A substantial proportion of women with IDO are refractory to standard treatment and contemporary management of these cases may include invasive neuromodulation and intravesical neurotoxin. Recent expert guidelines endorse the inclusion of low bacterial counts (103-105 CFU/mL) in the diagnosis of acute UTI but the incidence of this low-count bacteriuria in women with refractory IDO is poorly studied.

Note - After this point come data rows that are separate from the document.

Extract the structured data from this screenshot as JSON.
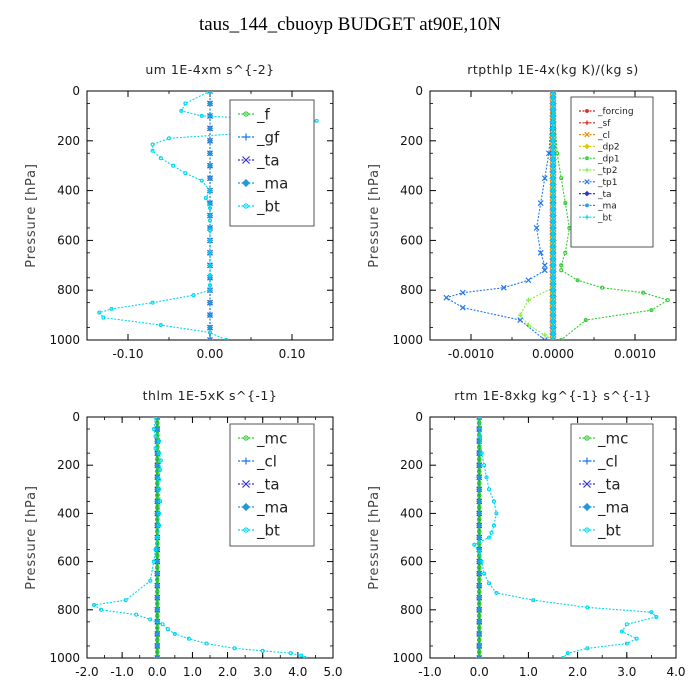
{
  "figure": {
    "title": "taus_144_cbuoyp  BUDGET at90E,10N"
  },
  "chart_data": [
    {
      "type": "line",
      "title": "um   1E-4xm  s^{-2}",
      "ylabel": "Pressure [hPa]",
      "xlim": [
        -0.15,
        0.15
      ],
      "ylim": [
        1000,
        0
      ],
      "xticks": [
        -0.1,
        0.0,
        0.1
      ],
      "xtick_labels": [
        "-0.10",
        "0.00",
        "0.10"
      ],
      "yticks": [
        0,
        200,
        400,
        600,
        800,
        1000
      ],
      "ytick_labels": [
        "0",
        "200",
        "400",
        "600",
        "800",
        "1000"
      ],
      "legend": "top-right",
      "legend_font": 15,
      "series": [
        {
          "name": "_f",
          "color": "#33cc33",
          "x": [
            0,
            0,
            0,
            0,
            0,
            0,
            0,
            0,
            0,
            0,
            0,
            0,
            0,
            0,
            0,
            0,
            0,
            0,
            0,
            0,
            0
          ],
          "y": [
            0,
            50,
            100,
            150,
            200,
            250,
            300,
            350,
            400,
            450,
            500,
            550,
            600,
            650,
            700,
            750,
            800,
            850,
            900,
            950,
            1000
          ]
        },
        {
          "name": "_gf",
          "color": "#2277ee",
          "x": [
            0,
            0,
            0,
            0,
            0,
            0,
            0,
            0,
            0,
            0,
            0,
            0,
            0,
            0,
            0,
            0,
            0,
            0,
            0,
            0,
            0
          ],
          "y": [
            0,
            50,
            100,
            150,
            200,
            250,
            300,
            350,
            400,
            450,
            500,
            550,
            600,
            650,
            700,
            750,
            800,
            850,
            900,
            950,
            1000
          ]
        },
        {
          "name": "_ta",
          "color": "#3333cc",
          "x": [
            0,
            0,
            0,
            0,
            0,
            0,
            0,
            0,
            0,
            0,
            0,
            0,
            0,
            0,
            0,
            0,
            0,
            0,
            0,
            0,
            0
          ],
          "y": [
            0,
            50,
            100,
            150,
            200,
            250,
            300,
            350,
            400,
            450,
            500,
            550,
            600,
            650,
            700,
            750,
            800,
            850,
            900,
            950,
            1000
          ]
        },
        {
          "name": "_ma",
          "color": "#2299dd",
          "x": [
            0,
            0,
            0,
            0,
            0,
            0,
            0,
            0,
            0,
            0,
            0,
            0,
            0,
            0,
            0,
            0,
            0,
            0,
            0,
            0,
            0
          ],
          "y": [
            0,
            50,
            100,
            150,
            200,
            250,
            300,
            350,
            400,
            450,
            500,
            550,
            600,
            650,
            700,
            750,
            800,
            850,
            900,
            950,
            1000
          ]
        },
        {
          "name": "_bt",
          "color": "#00d8f0",
          "x": [
            0,
            -0.03,
            -0.035,
            -0.01,
            0.05,
            0.13,
            0.1,
            0.04,
            -0.05,
            -0.07,
            -0.07,
            -0.06,
            -0.045,
            -0.03,
            -0.01,
            0,
            -0.005,
            0,
            0,
            0,
            0,
            0,
            0,
            0,
            0,
            0,
            -0.02,
            -0.07,
            -0.12,
            -0.135,
            -0.13,
            -0.06,
            0,
            0.02
          ],
          "y": [
            0,
            50,
            80,
            100,
            110,
            120,
            140,
            170,
            190,
            215,
            240,
            270,
            300,
            330,
            360,
            400,
            430,
            470,
            520,
            560,
            600,
            650,
            700,
            740,
            780,
            800,
            820,
            850,
            875,
            890,
            910,
            940,
            970,
            1000
          ]
        }
      ]
    },
    {
      "type": "line",
      "title": "rtpthlp   1E-4x(kg K)/(kg s)",
      "ylabel": "Pressure [hPa]",
      "xlim": [
        -0.0015,
        0.0015
      ],
      "ylim": [
        1000,
        0
      ],
      "xticks": [
        -0.001,
        0.0,
        0.001
      ],
      "xtick_labels": [
        "-0.0010",
        "0.0000",
        "0.0010"
      ],
      "yticks": [
        0,
        200,
        400,
        600,
        800,
        1000
      ],
      "ytick_labels": [
        "0",
        "200",
        "400",
        "600",
        "800",
        "1000"
      ],
      "legend": "top-right",
      "legend_font": 9,
      "series": [
        {
          "name": "_forcing",
          "color": "#cc2222",
          "x": [
            0,
            0
          ],
          "y": [
            0,
            1000
          ]
        },
        {
          "name": "_sf",
          "color": "#dd2222",
          "x": [
            0,
            0
          ],
          "y": [
            0,
            1000
          ]
        },
        {
          "name": "_cl",
          "color": "#ee8800",
          "x": [
            0,
            0
          ],
          "y": [
            0,
            1000
          ]
        },
        {
          "name": "_dp2",
          "color": "#ddcc00",
          "x": [
            0,
            0
          ],
          "y": [
            0,
            1000
          ]
        },
        {
          "name": "_dp1",
          "color": "#33cc33",
          "x": [
            0,
            5e-05,
            0.0001,
            0.00015,
            0.0002,
            0.00015,
            0.0001,
            0.0001,
            0.0003,
            0.0006,
            0.0011,
            0.0014,
            0.0012,
            0.0004,
            0.0001
          ],
          "y": [
            0,
            250,
            350,
            450,
            550,
            650,
            700,
            720,
            760,
            790,
            810,
            840,
            880,
            920,
            1000
          ]
        },
        {
          "name": "_tp2",
          "color": "#88ee44",
          "x": [
            0,
            0,
            0,
            0,
            0,
            0,
            -0.0003,
            -0.0004,
            -0.0003,
            -0.0001,
            0
          ],
          "y": [
            0,
            250,
            500,
            700,
            760,
            790,
            840,
            900,
            940,
            980,
            1000
          ]
        },
        {
          "name": "_tp1",
          "color": "#2277ee",
          "x": [
            0,
            -5e-05,
            -0.0001,
            -0.00015,
            -0.0002,
            -0.00015,
            -0.0001,
            -0.0001,
            -0.0003,
            -0.0006,
            -0.0011,
            -0.0013,
            -0.0011,
            -0.0004,
            -0.0001
          ],
          "y": [
            0,
            250,
            350,
            450,
            550,
            650,
            700,
            720,
            760,
            790,
            810,
            830,
            870,
            920,
            1000
          ]
        },
        {
          "name": "_ta",
          "color": "#3333cc",
          "x": [
            0,
            0
          ],
          "y": [
            0,
            1000
          ]
        },
        {
          "name": "_ma",
          "color": "#2299dd",
          "x": [
            0,
            0
          ],
          "y": [
            0,
            1000
          ]
        },
        {
          "name": "_bt",
          "color": "#00d8f0",
          "x": [
            0,
            0
          ],
          "y": [
            0,
            1000
          ]
        }
      ]
    },
    {
      "type": "line",
      "title": "thlm   1E-5xK  s^{-1}",
      "ylabel": "Pressure [hPa]",
      "xlim": [
        -2.0,
        5.0
      ],
      "ylim": [
        1000,
        0
      ],
      "xticks": [
        -2,
        -1,
        0,
        1,
        2,
        3,
        4,
        5
      ],
      "xtick_labels": [
        "-2.0",
        "-1.0",
        "0.0",
        "1.0",
        "2.0",
        "3.0",
        "4.0",
        "5.0"
      ],
      "yticks": [
        0,
        200,
        400,
        600,
        800,
        1000
      ],
      "ytick_labels": [
        "0",
        "200",
        "400",
        "600",
        "800",
        "1000"
      ],
      "legend": "top-right",
      "legend_font": 15,
      "series": [
        {
          "name": "_mc",
          "color": "#33cc33",
          "x": [
            0,
            0
          ],
          "y": [
            0,
            1000
          ]
        },
        {
          "name": "_cl",
          "color": "#2277ee",
          "x": [
            0,
            0,
            0,
            0,
            0,
            0,
            0,
            0,
            0,
            0,
            0,
            0,
            0,
            0,
            0,
            0,
            0,
            0,
            0,
            0,
            0
          ],
          "y": [
            0,
            50,
            100,
            150,
            200,
            250,
            300,
            350,
            400,
            450,
            500,
            550,
            600,
            650,
            700,
            750,
            800,
            850,
            900,
            950,
            1000
          ]
        },
        {
          "name": "_ta",
          "color": "#3333cc",
          "x": [
            0,
            0,
            0,
            0,
            0,
            0,
            0,
            0,
            0,
            0,
            0,
            0,
            0,
            0,
            0,
            0,
            0,
            0,
            0,
            0,
            0
          ],
          "y": [
            0,
            50,
            100,
            150,
            200,
            250,
            300,
            350,
            400,
            450,
            500,
            550,
            600,
            650,
            700,
            750,
            800,
            850,
            900,
            950,
            1000
          ]
        },
        {
          "name": "_ma",
          "color": "#2299dd",
          "x": [
            0,
            0,
            0,
            0,
            0,
            0,
            0,
            0,
            0,
            0,
            0,
            0,
            0,
            0,
            0,
            0,
            0,
            0,
            0,
            0,
            0
          ],
          "y": [
            0,
            50,
            100,
            150,
            200,
            250,
            300,
            350,
            400,
            450,
            500,
            550,
            600,
            650,
            700,
            750,
            800,
            850,
            900,
            950,
            1000
          ]
        },
        {
          "name": "_bt",
          "color": "#00d8f0",
          "x": [
            -0.05,
            -0.1,
            -0.05,
            0.05,
            -0.05,
            0.05,
            0.1,
            0.08,
            0.05,
            0.05,
            0.08,
            0.05,
            0.05,
            0.0,
            -0.05,
            -0.1,
            -0.2,
            -0.9,
            -1.8,
            -1.6,
            -0.6,
            -0.2,
            0.15,
            0.3,
            0.5,
            0.9,
            1.4,
            2.2,
            3.0,
            3.8,
            4.1,
            4.2
          ],
          "y": [
            0,
            50,
            80,
            100,
            130,
            150,
            180,
            220,
            260,
            300,
            350,
            400,
            450,
            500,
            550,
            600,
            680,
            760,
            780,
            800,
            820,
            840,
            860,
            880,
            900,
            920,
            940,
            960,
            970,
            980,
            990,
            1000
          ]
        }
      ]
    },
    {
      "type": "line",
      "title": "rtm   1E-8xkg  kg^{-1}  s^{-1}",
      "ylabel": "Pressure [hPa]",
      "xlim": [
        -1.0,
        4.0
      ],
      "ylim": [
        1000,
        0
      ],
      "xticks": [
        -1,
        0,
        1,
        2,
        3,
        4
      ],
      "xtick_labels": [
        "-1.0",
        "0.0",
        "1.0",
        "2.0",
        "3.0",
        "4.0"
      ],
      "yticks": [
        0,
        200,
        400,
        600,
        800,
        1000
      ],
      "ytick_labels": [
        "0",
        "200",
        "400",
        "600",
        "800",
        "1000"
      ],
      "legend": "top-right",
      "legend_font": 15,
      "series": [
        {
          "name": "_mc",
          "color": "#33cc33",
          "x": [
            0,
            0
          ],
          "y": [
            0,
            1000
          ]
        },
        {
          "name": "_cl",
          "color": "#2277ee",
          "x": [
            0,
            0,
            0,
            0,
            0,
            0,
            0,
            0,
            0,
            0,
            0,
            0,
            0,
            0,
            0,
            0,
            0,
            0,
            0,
            0,
            0
          ],
          "y": [
            0,
            50,
            100,
            150,
            200,
            250,
            300,
            350,
            400,
            450,
            500,
            550,
            600,
            650,
            700,
            750,
            800,
            850,
            900,
            950,
            1000
          ]
        },
        {
          "name": "_ta",
          "color": "#3333cc",
          "x": [
            0,
            0,
            0,
            0,
            0,
            0,
            0,
            0,
            0,
            0,
            0,
            0,
            0,
            0,
            0,
            0,
            0,
            0,
            0,
            0,
            0
          ],
          "y": [
            0,
            50,
            100,
            150,
            200,
            250,
            300,
            350,
            400,
            450,
            500,
            550,
            600,
            650,
            700,
            750,
            800,
            850,
            900,
            950,
            1000
          ]
        },
        {
          "name": "_ma",
          "color": "#2299dd",
          "x": [
            0,
            0,
            0,
            0,
            0,
            0,
            0,
            0,
            0,
            0,
            0,
            0,
            0,
            0,
            0,
            0,
            0,
            0,
            0,
            0,
            0
          ],
          "y": [
            0,
            50,
            100,
            150,
            200,
            250,
            300,
            350,
            400,
            450,
            500,
            550,
            600,
            650,
            700,
            750,
            800,
            850,
            900,
            950,
            1000
          ]
        },
        {
          "name": "_bt",
          "color": "#00d8f0",
          "x": [
            0,
            0.02,
            0.05,
            0.1,
            0.15,
            0.2,
            0.3,
            0.35,
            0.3,
            0.25,
            0.2,
            0.0,
            -0.1,
            0.0,
            0.05,
            0.1,
            0.2,
            0.35,
            1.1,
            2.2,
            3.5,
            3.6,
            3.0,
            2.9,
            3.2,
            3.0,
            2.2,
            1.8,
            1.7
          ],
          "y": [
            0,
            80,
            150,
            200,
            250,
            300,
            350,
            400,
            450,
            480,
            500,
            520,
            530,
            560,
            600,
            650,
            690,
            730,
            760,
            790,
            810,
            830,
            860,
            890,
            920,
            940,
            960,
            980,
            1000
          ]
        }
      ]
    }
  ]
}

In the present study, we were quite surprised to find that almost 40% of women with RIDO and an acute exacerbation of symptoms had significant bacteriuria on MSU. For the first time, we can report that this incidence is significantly higher than among a control group of similarly-aged women without OAB symptoms. One-third of positive cultures grew low-count bacteriuria only. Low-count bacteriuria was seen in younger women and was more likely to resolve following appropriate antibiotic therapy. The management of women with RIDO experiencing an acute worsening of symptoms should include a search for bacteriuria and a low-count microbiological threshold should be considered.